而且也不會有人住在水邊上,因為那意味著你將會撞上許多人不曾面對的危險,陌生的鄰居,隨著季節變化的水道,突然來臨的泥石流。
誰知道從上游漂下來的是尸體還是貨物,抑或奇奇怪怪的東西
因此,如果誰聲稱自己擁有一口水井,而不是一條河流,那他必定是這地底下最幸福的人之一。
釣魚客與其他的煉氣士不同,他不誦經,也不煉丹,只是釣魚。
按照渡塵或者其他人的吩咐,他每日到釣臺垂釣,通過釣上來的魚分析地底下隱龍的動向。
至于那些以往被他認作是大魚的珍稀漁獲,反倒成了所謂的副產品,不值一提。
釣魚客不跟其他煉氣士一同行動,因為職責的緣故,他也同這些婦孺一塊,居住在桃源鄉里。
這處僅有一百多人的村莊,有他的一所小房子,就緊挨著井邊。
以往,釣魚可總覺得這井里或許藏著什么大魚,但他既不能打窩污染這里的水源,又不可能守在井邊上,叫人看著怪異,因此沒有機會動手。
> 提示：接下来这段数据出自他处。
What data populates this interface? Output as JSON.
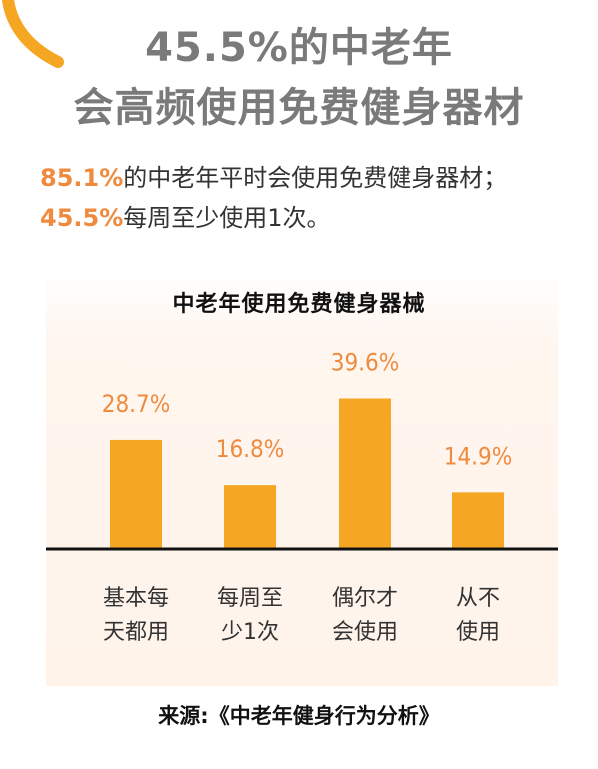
{
  "headline": {
    "line1": "45.5%的中老年",
    "line2": "会高频使用免费健身器材"
  },
  "summary": [
    {
      "pct": "85.1%",
      "text": "的中老年平时会使用免费健身器材；"
    },
    {
      "pct": "45.5%",
      "text": "每周至少使用1次。"
    }
  ],
  "colors": {
    "accent": "#ef8b3e",
    "bar": "#f5a623",
    "headline": "#7a7a7a",
    "baseline": "#111111"
  },
  "source_text": "来源:《中老年健身行为分析》",
  "chart_data": {
    "type": "bar",
    "title": "中老年使用免费健身器械",
    "categories": [
      [
        "基本每",
        "天都用"
      ],
      [
        "每周至",
        "少1次"
      ],
      [
        "偶尔才",
        "会使用"
      ],
      [
        "从不",
        "使用"
      ]
    ],
    "values": [
      28.7,
      16.8,
      39.6,
      14.9
    ],
    "value_labels": [
      "28.7%",
      "16.8%",
      "39.6%",
      "14.9%"
    ],
    "ylim": [
      0,
      40
    ],
    "grid": false
  }
}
而在此時此刻,村中大亂的時候,他終于有了垂釣的機會。
釣魚客坐在井沿,長長的魚線垂入井里,泛著銀光,就連他的腳也一塊垂入井中,看起來像是他的半身都消失在了里面。
火光映照在那張胡渣稀疏的臉上,也照出釣魚客的頹喪。
呼哧呼哧
風聲,呼喝聲,火焰燃燒的聲響,充斥在他的耳邊。
釣魚客卻是兩耳不聞,只是望著井里,在水面上,一輪明月正隨著井水搖曳,時而聚成一個白玉盤,時而又隨著波蕩散做滿井的銀輝。
不知道過了多久,當火光再次將他的眼睛照亮時,釣魚客猛地抽起魚竿,將鉤子甩出,雙手青筋畢露。
一聲悶哼,伴隨著血液的濺射聲還有氣管漏氣的聲響,一個正飛掠過天空的人被釣魚客拽了下來,撲通砸在地上。
“還好,這次沒有空,讓釣魚客
看看,是哪條臭鱖魚被釣了上來。”
釣魚客走上前去,那被他鉤中的人還躺在地上不住地顫抖。
那人的胸口起伏的頻率和力度越來越低,喉嚨里發出含糊不清的聲音,好像有一口痰卡在喉嚨里,咽不下吐不出。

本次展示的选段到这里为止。